Henri Rousseau: A Jungle Dreamer




Here’s a remarkable piece (“The Dream, ” 1910) by an artist who was ridiculed for his lack of training and traditional skill. Henri Rousseau was a toll/tax collector for over 20 years in Paris in the late 1800s. He was a hard working family man who did not take up painting until he was in his forties. He had no traditional training per se, but had an unwavering faith in his own art. Fortunately, many artists of the day, including Picasso, liked his work (maybe*) and helped bring him some success.

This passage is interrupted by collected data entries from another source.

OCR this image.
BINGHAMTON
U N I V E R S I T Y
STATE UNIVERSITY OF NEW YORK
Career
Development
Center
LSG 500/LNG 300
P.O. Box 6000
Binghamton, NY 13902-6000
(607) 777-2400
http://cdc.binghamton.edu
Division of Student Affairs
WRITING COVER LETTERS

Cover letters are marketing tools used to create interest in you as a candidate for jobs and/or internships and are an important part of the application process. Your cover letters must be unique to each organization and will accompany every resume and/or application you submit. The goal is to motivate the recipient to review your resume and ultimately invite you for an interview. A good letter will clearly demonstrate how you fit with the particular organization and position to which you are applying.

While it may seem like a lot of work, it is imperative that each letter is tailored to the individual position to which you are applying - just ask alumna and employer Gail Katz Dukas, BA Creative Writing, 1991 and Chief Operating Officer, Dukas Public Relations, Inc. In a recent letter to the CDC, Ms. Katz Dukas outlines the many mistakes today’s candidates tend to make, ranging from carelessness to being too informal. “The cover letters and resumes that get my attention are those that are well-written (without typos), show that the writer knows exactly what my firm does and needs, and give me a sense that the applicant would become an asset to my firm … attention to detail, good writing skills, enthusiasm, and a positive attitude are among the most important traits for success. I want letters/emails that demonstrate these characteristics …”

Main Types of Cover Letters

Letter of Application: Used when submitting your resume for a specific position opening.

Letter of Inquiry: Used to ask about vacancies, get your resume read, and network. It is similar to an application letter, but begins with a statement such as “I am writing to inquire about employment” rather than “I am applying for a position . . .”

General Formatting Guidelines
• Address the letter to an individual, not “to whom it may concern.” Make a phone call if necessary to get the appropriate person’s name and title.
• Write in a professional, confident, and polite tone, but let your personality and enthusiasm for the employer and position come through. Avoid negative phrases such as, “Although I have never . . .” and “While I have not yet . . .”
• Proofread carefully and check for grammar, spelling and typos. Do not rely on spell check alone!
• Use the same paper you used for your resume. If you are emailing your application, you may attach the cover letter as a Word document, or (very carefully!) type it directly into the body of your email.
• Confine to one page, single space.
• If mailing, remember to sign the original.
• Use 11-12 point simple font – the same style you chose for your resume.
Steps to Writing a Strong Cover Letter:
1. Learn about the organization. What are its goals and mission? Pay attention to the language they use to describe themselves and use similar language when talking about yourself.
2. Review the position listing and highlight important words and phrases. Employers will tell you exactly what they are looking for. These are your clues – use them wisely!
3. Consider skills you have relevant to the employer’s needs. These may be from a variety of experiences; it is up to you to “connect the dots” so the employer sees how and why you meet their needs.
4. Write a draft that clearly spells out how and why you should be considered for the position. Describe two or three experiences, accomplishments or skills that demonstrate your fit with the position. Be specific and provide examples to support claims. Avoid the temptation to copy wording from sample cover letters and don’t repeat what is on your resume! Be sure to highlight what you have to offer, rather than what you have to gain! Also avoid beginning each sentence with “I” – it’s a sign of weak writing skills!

W. A. Bouguereau. The Nut Gatherers. 1882. Source: Wikimedia Commons
W. A. Bouguereau. The Nut Gatherers. 1882. Source: Wikimedia Commons

Characterized as a “naive” artist, Henri Rousseau tried to paint in a traditional academic manner of the time. He did not like the “naif” label. In fact, he looked up to artists of tremendous traditional skill like Bouguereau and Gerome. Though striking realism might have been his aim, he produced work that was much different, and fortunately imbued with his unique vision. It’s his ability to touch our emotions and perception that makes him such a wonderful artist.

• What, When, Who, Where:

The Dream (1910)
by Henri Rousseau (nicknamed “la Douanier”, which means “the customs officer”, though he did not attain that rank)
French painter. Painted in Paris.
Image Source: Wikimedia Commons

• What’s Cool About It:

I love this painting! What kind of magical stuff is going on here? We’ve got a voluptuous young woman on a French sofa in the jungle, surrounded by lions, snakes, birds, tropical plants… and a mysterious flute player. Sure seems like a dream to me, but what a dream! The curoius and meticulously rendered plants fill the large painting (6.6 ft x 9.5 ft). It’s rich and lush, and the calm woman looks over the whole scene, unperturbed by snakes and wide-eyed lions. We can easily imagine the jungle sounds mixing with the sonorous flute tones (I’m guessing on that “sonorous” part). This is what Rousseau did so well, and it appears unintentionally — filled many of his paintings with deep mystery.

• Behind the Scenes:

An early, less accomplished work by Henri Rousseau. 1895-7. "The Boy on the Rocks." Source: Wikimedia Commons
An early, less accomplished work by Henri Rousseau. 1895-7. “The Boy on the Rocks.” Source: Wikimedia Commons

This was Rousseau’s final exhibited painting. Sad, because he seems to have hit his niche. His story is fascinating. He spent his first four decades living an ordinary life, in the army and later working as a toll/tax collector. Only later, in his 40’s and onward, he became serious about his painting. He had unwavering faith in his ability, despite a good deal of ridicule every time the paintings were exhibited in public. He took and early pension at 49 and took up painting full time.

• Fun Fact:

*The story is that Picasso found a Rousseau painting for sale as a used canvas – ie. sold to paint over. He bought the painting and became a fan of M. Rousseau. He was a perfect fit with early 20th century interest in primitive and non-traditional art. In 1908, Picasso held a banquet and showing for Rousseau. But, was the banquet a mocking joke or a true tribute? From the history it’s hard to tell (Picasso later declaimed it), but it’s clear that Rousseau continued on in his belief that he was creating great art. And he was! (Some of it anyway).

• Food for Thought:

Another magical work by Rousseau. 1905. "The Sleeping Gypsy". Source: Wikimedia Commons
Another magical work by Rousseau. 1905. “The Sleeping Gypsy”. Source: Wikimedia Commons

What is bad and what is good? Does an artist of the greatest technical skill create “better” art than a “naif”?